Establishing pangenome graph as a framework for the analysis of the impact of structural variation on gene expression

Abstract

This thesis addresses key challenges and opportunities in structural variation (SV) detection, genotyping, and downstream analyses using pangenome variation graphs for Brassica napus. By integrating different sequencing technologies and available bioinformatics tools, it demonstrates strategies to optimize the analysis of complex plant genomes, which are typically large, repetitive, and polyploid. Popular mapping and SV calling pipelines were evaluated using both simulated and real datasets from major crops, including rapeseed, tomato, maize, and soybean, across low to medium sequencing depths. The results demonstrate the feasibility of cost-effective SV detection, identifying the most efficient aligners and callers that achieve robust performance even at low coverage (≥5×).
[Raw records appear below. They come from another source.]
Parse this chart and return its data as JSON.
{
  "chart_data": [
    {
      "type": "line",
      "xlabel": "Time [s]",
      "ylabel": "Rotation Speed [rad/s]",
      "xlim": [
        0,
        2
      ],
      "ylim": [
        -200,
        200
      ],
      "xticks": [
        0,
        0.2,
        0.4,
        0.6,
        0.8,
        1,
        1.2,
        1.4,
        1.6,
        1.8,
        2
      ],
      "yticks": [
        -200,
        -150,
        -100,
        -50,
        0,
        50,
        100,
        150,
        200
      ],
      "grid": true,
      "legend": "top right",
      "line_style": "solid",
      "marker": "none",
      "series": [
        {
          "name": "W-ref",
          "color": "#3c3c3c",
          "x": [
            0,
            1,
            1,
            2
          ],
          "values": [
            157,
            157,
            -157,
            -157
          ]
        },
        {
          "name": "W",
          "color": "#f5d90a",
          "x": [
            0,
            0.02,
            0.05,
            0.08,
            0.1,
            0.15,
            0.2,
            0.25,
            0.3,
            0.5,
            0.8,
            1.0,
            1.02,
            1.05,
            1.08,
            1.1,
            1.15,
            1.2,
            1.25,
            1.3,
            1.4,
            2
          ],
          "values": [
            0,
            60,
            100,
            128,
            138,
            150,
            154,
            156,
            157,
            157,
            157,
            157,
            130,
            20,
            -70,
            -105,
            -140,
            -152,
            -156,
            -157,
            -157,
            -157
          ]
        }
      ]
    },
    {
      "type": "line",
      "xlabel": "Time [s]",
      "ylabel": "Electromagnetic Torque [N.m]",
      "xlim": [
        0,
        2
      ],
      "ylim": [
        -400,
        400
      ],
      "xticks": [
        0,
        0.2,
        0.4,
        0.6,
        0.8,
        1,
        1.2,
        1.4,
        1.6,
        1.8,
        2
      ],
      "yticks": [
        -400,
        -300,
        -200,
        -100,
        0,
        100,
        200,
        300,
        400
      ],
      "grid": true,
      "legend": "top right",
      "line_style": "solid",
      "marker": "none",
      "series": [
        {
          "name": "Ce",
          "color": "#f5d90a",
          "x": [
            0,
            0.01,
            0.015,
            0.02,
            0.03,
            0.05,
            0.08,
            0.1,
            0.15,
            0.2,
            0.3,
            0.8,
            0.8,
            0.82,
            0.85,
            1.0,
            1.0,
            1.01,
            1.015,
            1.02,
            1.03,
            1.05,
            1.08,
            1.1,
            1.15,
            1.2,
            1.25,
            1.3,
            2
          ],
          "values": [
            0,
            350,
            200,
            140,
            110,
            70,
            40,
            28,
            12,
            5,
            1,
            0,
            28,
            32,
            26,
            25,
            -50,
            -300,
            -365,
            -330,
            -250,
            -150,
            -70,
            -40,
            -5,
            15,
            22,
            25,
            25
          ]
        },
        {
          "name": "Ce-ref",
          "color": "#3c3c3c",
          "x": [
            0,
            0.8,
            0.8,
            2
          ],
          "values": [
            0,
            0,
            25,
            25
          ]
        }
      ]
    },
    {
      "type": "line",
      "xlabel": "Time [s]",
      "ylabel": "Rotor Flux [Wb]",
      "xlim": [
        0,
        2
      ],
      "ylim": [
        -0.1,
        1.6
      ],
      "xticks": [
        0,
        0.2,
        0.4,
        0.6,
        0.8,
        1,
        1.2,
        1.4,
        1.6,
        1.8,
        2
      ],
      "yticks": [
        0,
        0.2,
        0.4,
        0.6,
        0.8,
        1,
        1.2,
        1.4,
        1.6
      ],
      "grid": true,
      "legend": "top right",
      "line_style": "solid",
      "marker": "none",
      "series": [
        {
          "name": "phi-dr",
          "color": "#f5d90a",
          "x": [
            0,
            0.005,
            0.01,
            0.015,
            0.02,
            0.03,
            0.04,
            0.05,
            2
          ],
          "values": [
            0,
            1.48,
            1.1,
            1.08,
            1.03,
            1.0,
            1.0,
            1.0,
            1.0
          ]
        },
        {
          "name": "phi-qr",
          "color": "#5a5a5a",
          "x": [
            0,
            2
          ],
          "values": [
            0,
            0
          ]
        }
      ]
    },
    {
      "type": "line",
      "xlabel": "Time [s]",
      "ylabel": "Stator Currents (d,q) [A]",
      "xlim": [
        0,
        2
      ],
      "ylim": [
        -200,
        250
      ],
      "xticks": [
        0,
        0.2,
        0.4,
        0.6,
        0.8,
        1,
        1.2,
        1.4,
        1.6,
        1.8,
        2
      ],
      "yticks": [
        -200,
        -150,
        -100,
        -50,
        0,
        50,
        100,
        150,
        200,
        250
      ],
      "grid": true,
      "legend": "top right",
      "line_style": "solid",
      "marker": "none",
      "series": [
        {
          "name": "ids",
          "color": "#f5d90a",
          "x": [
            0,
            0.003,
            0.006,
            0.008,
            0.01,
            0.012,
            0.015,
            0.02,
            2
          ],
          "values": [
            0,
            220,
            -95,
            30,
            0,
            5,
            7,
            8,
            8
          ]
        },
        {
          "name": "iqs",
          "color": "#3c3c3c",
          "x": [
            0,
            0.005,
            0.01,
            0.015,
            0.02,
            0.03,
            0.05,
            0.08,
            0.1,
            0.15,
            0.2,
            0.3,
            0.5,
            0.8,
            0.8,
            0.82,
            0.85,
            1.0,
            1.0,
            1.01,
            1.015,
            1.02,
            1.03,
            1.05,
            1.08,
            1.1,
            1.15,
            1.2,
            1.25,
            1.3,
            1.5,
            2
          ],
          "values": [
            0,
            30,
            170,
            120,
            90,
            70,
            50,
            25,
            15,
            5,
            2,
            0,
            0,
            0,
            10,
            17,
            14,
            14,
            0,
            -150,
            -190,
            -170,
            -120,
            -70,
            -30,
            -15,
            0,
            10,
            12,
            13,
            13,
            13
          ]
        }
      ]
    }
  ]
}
These findings provide a practical framework for population-scale crop studies, where sequencing costs and coverages are often a limiting factor. A graph-based pangenome approach was developed by combining long-read SV discovery with pangenome reference, allowing comparison with existing references to assess and reduce reference bias. This strategy enabled the identification of SVs, the construction of graph-based pangenomes, and subsequent SV genotyping in larger populations using short-read data, eliminating the need for costly de novo assemblies. The approach is therefore scalable, accessible, and suitable for high-throughput crop genomics. Importantly, integration with gene expression data revealed that many SVs, particularly those linked to transposable elements, significantly affect gene regulation and may underlie key agronomic traits. Overall, this thesis demonstrates that SVs are not only a major source of genetic diversity but also critical drivers of gene regulatory variation in crops. By providing benchmarking guidelines, novel graph-based pipelines, and functional insights into SVs, it lays the foundation for incorporating structural variation into future genome-informed breeding and trait discovery, ultimately supporting the development of more resilient and productive crop varieties.